Lejilex Goes on the Offensive Against the SEC, with a Challenge to the SEC's Authority to Regulate

Lejilex, founded in 2023 by Mike Wawszczak and Eli McNutt in Fort Worth, Texas, intends to launch a digital asset trading platform to be known as Legit.Exchange. It wants to enable non-custodial peer-to-peer trading of digital assets through the use of "smart contracts." But its platform launch is on hold, due—according to a complaint filed on February 21—to a "genuine threat" of SEC enforcement against it, if it proceeds with its planned exchange launch. Rather than waiting for that enforcement action, Lejilex has chosen to go on the offensive. With the assistance of lobbying group Crypto Freedom Alliance of Texas (CFAT), Lejilex has filed suit against the SEC in the Northern District of Texas. Complaint, Lejilex v. SEC et al., No. 4:24-cv-00168-O (N.D. Tex. filed Feb. 21, 2024).

The suit's core argument is that the SEC's enforcement power does not extend to digital assets. The Securities Act and the Exchange Act authorize the SEC to regulate transactions involving "securities," a term with a lengthy and technical definition. See 15 U.S.C. §77b(a)(1);15 U.S.C. §78c(a)(10) (similar). That definition, as Lejilex points out, does not encompass everything that might be considered an "investment" or traded between investors on markets. Lejilex argues, with reference to SEC v. W.J. Howey Co., 328 U.S. 293 (1946), that an "investment contract" under the meaning of the Securities Act and Exchange Act encompasses only a transaction that contemplates some form of common enterprise, with ongoing obligations on the part of the issuer or seller toward the buyer, not present in most blockchain-based tokens. Lejilex Compl. ¶¶ 21-26. Because of this, according to Lejilex, digital assets of the kind Lejilex envisions being traded on its proposed exchange are not "investment contracts," nor do they fall under any other prong of the definition of "security," and are therefore not within the SEC's statutory authority.

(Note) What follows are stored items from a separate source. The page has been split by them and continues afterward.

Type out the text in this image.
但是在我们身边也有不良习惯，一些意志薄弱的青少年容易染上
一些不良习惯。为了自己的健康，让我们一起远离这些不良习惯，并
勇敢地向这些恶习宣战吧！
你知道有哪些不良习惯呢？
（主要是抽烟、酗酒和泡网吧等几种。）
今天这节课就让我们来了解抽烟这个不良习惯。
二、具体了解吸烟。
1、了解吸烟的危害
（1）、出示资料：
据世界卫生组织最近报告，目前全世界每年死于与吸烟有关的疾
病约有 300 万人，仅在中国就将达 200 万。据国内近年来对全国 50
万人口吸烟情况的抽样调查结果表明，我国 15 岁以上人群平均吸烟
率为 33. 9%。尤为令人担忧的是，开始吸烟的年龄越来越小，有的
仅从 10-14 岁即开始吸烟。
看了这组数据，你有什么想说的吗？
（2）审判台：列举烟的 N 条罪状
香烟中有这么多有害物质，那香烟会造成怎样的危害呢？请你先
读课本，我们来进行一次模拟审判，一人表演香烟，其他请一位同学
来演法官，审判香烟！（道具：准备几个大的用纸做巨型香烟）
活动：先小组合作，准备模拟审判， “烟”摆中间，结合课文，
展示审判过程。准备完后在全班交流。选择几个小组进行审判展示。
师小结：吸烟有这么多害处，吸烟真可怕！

Nevertheless, the SEC has undertaken multiple enforcement actions against digital asset trading platforms, most notably Coinbase and Binance. In those enforcement actions, the SEC has claimed that many of the digital assets that Lejilex wishes to allow to be traded on its platform constitute "securities" and fall within its regulatory authority. See Complaint, SEC v. Coinbase, Inc., No. 1:23-cv-04738 (S.D.N.Y. filed June 6, 2023); Complaint, SEC v. Binance Holdings Ltd., No. 1:23-cv-01599 (D.D.C. filed June 5, 2023). That leaves Lejilex—like many current or aspiring digital asset trading platforms—with a dilemma: it cannot facilitate trading of these digital assets without running the risk that the SEC could bring a potentially business-ending enforcement suit against Lejilex for failure to register as a securities exchange, broker, or clearing agency. But neither can it register, because the SEC has not promulgated any regulation governing the registration of digital asset platforms, or clearly laying out what such platforms must do to comply with securities laws. Indeed, the SEC recently denied Coinbase's petition for such rulemaking. See Letter from Vanessa Countryman, Secretary, SEC (Dec. 15, 2023), http://tinyurl.com/4ezj2wa2; see also Gary Gensler, SEC Chair, Statement on the Denial of a Rulemaking Petition Submitted on Behalf of Coinbase Global, Inc. (Dec. 15, 2023), http://tinyurl.com/3w7z9xfp.

Lejilex asks the court to resolve its dilemma, bringing suit under the Declaratory Judgment Act, 28 U.S.C. §#2201. Lejilex seeks "to determine whether it will be able to conduct its business without risking the severe penalties that the SEC is currently seeking against Coinbase and others," and so requests a declaration that "secondary-market sales of digital assets . . . are not sales of securities as defined by the Exchange Act of 1934 and the Securities Act of 1933." Lejilex Compl. ¶¶ 91, 94.

Bringing suit in advance of any enforcement action is a novel and creative approach to securing regulatory certainty for Lejilex's business. And bringing that suit in the Northern District of Texas, which may be more inclined to skepticism about the SEC's claims to regulatory authority than the Southern District of New York or District of D.C. (where Coinbase and Binance are pursing many of the same arguments), raising the likelihood of a circuit split on these timely issues. We look forward to seeing the results of Lejilex's quest for regulatory certainty.